Discussion And Conclusion

There is much promise in employing predictive analytics to advance public health strategies and identify the most vulnerable individuals in a worsening national overdose epidemic. In this essay, we characterize the use of risk prediction to guide upstream preventive interventions with vulnerable individuals as a natural progression from improved epidemiology and the integration of public systems data. We argue that while many feel constrained by HIPAA and the Part 2 Regulations, neither law prevents the use of health care, or even SUD treatment, records to develop a predictive algorithm, and neither applies to alerting community partners that are capable of intervening with individuals identified as especially vulnerable to an overdose.

Despite the limitations of existing laws, it is important to clarify which, if any, could prevent a local or state government from identifying individuals vulnerable to a fatal overdose and working with a partnering community organization that has capacity to intervene. It would also be instructive to identify any risk of liability if agencies have access to an algorithm that identifies individuals who are vulnerable to a fatal overdose but do nothing meaningful to intervene.

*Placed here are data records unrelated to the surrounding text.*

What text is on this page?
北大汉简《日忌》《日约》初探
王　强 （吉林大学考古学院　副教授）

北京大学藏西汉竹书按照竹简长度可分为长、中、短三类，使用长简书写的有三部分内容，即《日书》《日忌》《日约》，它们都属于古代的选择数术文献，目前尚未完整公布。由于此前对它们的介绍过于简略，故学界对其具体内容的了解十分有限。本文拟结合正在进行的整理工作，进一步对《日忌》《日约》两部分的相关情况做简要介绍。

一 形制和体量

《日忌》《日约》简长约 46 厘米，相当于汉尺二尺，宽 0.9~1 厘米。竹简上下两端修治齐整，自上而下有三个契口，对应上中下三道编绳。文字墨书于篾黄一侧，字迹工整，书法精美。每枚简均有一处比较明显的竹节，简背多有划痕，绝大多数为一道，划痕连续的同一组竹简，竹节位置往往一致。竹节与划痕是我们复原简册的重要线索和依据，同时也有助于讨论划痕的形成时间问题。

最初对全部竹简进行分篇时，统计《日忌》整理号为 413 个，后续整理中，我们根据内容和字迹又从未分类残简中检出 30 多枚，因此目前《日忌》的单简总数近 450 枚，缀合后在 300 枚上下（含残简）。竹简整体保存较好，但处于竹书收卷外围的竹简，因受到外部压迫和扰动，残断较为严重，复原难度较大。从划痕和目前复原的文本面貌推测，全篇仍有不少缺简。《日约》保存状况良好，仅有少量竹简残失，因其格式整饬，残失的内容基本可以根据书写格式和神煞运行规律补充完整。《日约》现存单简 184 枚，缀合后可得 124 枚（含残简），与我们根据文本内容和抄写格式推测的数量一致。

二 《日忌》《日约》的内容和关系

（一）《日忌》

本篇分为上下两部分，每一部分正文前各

Predictive analytics may have a key role to play in overdose prevention. Before the promise of these technologies can be realized, however, a comprehensive legal framework to address information sharing, privacy, responsibility, and liability is necessary. Such a framework is needed to give government agencies guidance and confidence in adopting these new technologies to effectively allocate resources to those at greatest risk of fatal overdose.

Authors’ Note

The authors received funding from the Richard King Mellon Foundation for development and implementation of an opioid overdose risk prediction model. The contents of this article reflect the views of the authors alone and not those of the foundation.